POLITIQUE
03/02/2016 01:42 EST | Actualisé 03/02/2016 03:00 EST

Élections fédérales 2015 : le vote stratégique en hausse au Canada, sauf au Québec

OTTAWA – Les Canadiens ont été plus nombreux à voter de façon stratégique aux dernières élections fédérales, à l’exception du Québec, selon une récente étude.

La Chaire de recherche en études électorales de l’Université de Montréal, dans le cadre du projet Making Electoral Democracy Work, a comparé les résultats de sondages menés auprès de quelque 5500 répondants au Québec, en Ontario et en Colombie-Britannique.

Alors que la proportion d’électeurs stratégiques atteint près de 10% en Ontario, seulement 6% des Québécois auraient fait de même l’automne dernier.

Proportion d’électeurs stratégiques

  • Colombie-Britannique : 9,42%
  • Ontario : 9,56%
  • Québec : 6,15%

En comparaison, 6,3% des Ontariens ont voté de façon stratégique pendant l’élection provinciale de 2011. Au Québec, cette proportion a atteint 7,3% lors de l’élection du gouvernement Marois en 2012.

Selon le titulaire de la chaire de recherche, André Blais, il n’est pas étonnant que davantage d’électeurs aient voté de façon stratégique aux dernières élections fédérales – surtout en Ontario.

« Toutes les conditions étaient réunies : beaucoup d’électeurs voulaient se débarrasser des conservateurs et étaient prêts à voter pour les libéraux ou le NPD, selon qui avait le plus de chances de gagner au niveau local », explique-t-il.

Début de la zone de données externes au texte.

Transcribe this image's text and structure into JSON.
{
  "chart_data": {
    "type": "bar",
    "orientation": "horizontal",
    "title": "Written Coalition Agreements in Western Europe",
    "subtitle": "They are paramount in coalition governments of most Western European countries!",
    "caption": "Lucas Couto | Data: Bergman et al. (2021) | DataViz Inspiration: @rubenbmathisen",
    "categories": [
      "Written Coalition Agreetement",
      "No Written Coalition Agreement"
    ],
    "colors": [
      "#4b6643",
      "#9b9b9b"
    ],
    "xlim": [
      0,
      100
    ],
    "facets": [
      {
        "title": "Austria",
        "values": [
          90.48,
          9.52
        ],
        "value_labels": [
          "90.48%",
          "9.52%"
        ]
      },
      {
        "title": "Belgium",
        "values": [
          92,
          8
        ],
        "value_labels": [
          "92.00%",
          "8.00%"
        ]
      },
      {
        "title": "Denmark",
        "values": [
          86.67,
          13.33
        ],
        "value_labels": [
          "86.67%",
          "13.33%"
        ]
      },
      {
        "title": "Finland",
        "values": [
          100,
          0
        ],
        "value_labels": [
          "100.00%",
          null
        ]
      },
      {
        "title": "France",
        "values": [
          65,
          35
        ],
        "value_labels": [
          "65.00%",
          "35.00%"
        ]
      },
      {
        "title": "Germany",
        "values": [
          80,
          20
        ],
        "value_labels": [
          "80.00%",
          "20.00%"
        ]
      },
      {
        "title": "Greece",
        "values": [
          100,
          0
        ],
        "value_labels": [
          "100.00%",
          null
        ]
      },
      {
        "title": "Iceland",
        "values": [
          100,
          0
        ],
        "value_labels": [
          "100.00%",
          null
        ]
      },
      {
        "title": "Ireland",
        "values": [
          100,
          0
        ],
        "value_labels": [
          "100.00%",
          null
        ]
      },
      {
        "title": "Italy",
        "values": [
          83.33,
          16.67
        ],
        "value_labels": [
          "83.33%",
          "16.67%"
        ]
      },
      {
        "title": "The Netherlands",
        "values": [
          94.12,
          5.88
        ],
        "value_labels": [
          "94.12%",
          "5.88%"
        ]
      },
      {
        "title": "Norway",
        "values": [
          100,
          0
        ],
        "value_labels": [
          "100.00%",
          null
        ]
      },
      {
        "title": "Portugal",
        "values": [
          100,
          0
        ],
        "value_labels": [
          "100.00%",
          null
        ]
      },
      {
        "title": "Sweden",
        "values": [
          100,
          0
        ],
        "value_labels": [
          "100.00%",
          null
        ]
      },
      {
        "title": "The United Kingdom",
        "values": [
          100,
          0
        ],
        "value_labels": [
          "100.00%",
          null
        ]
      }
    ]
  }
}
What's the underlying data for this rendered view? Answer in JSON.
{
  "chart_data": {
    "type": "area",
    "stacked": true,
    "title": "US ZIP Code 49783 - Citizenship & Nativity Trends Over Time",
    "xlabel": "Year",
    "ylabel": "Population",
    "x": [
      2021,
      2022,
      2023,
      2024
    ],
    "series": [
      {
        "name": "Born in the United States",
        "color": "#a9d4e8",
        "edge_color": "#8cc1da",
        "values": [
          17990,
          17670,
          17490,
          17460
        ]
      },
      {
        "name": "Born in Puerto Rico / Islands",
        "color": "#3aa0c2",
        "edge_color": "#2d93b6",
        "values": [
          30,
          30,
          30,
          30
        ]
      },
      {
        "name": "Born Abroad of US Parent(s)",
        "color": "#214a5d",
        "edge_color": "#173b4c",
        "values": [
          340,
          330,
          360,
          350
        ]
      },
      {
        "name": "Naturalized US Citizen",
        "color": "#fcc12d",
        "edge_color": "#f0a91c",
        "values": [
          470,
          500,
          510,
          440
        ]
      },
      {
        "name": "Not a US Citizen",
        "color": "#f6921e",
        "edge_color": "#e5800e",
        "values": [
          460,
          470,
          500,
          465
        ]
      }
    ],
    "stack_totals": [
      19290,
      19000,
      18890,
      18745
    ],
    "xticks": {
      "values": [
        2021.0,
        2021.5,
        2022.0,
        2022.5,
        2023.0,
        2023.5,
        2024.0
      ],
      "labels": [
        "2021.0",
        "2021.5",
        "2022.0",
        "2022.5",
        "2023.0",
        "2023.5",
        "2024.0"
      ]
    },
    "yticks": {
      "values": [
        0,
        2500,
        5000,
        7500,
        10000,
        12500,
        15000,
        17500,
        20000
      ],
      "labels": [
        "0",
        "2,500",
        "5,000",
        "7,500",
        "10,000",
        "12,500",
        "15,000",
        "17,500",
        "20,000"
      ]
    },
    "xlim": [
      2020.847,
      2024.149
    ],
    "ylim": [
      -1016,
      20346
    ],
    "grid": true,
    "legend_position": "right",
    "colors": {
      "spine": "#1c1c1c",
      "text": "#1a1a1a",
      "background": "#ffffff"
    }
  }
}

L’étude démontre qu’environ 20% des électeurs au pays auraient tendance à voter stratégique, mais que moins de la moitié auraient décidé de passer à l’action en 2015.

« Pour être stratégique, il faut que notre parti préféré ne soit pas parmi les deux premiers [dans une circonscription donnée]. Ça touche une minorité de gens », poursuit André Blais.

Le Parti libéral du Canada a fait un retour en force en Ontario avec 80 des 121 circonscriptions. Au Québec, les libéraux ont fait élire 40 députés sur 78, surtout dans la région du Grand Montréal.

Les libéraux ont-ils été élus grâce au vote stratégique? André Blais soulève l’hypothèse que la balance aurait pu pencher en leur faveur en fonction du résultat national annoncé.

Par exemple, un partisan du NPD qui craignait une course serrée entre les conservateurs et les libéraux aurait pu pencher vers le parti de Justin Trudeau, dit-il.

Un cas à part?

L’existence du Bloc québécois pourrait expliquer pourquoi le Québécois ont été moins nombreux à voter de façon stratégique en 2015, selon André Blais. Mais la vague orange de 2011 est venue brouiller les cartes à son avis.

« La seule objection possible que j’aurais, c’est qu’à l’élection précédente, il y avait beaucoup de souverainistes qui avaient voté NPD. Il y a donc plusieurs bloquistes qui sont prêts à bouger pour le NPD », poursuit l’expert en comportement électoral.

Le NPD, qui avait fait élire 59 députés dans la Belle Province en 2011, a perdu des plumes en 2015. Le parti compte maintenant 16 députés au Québec.

Fait à noter, le Québec est la seule province où le Parti conservateur a fait des gains. Le caucus québécois compte maintenant 12 députés, dont l’ancien caquiste Gérard Deltell et l’ancien maire de Victoriaville Alain Rayes.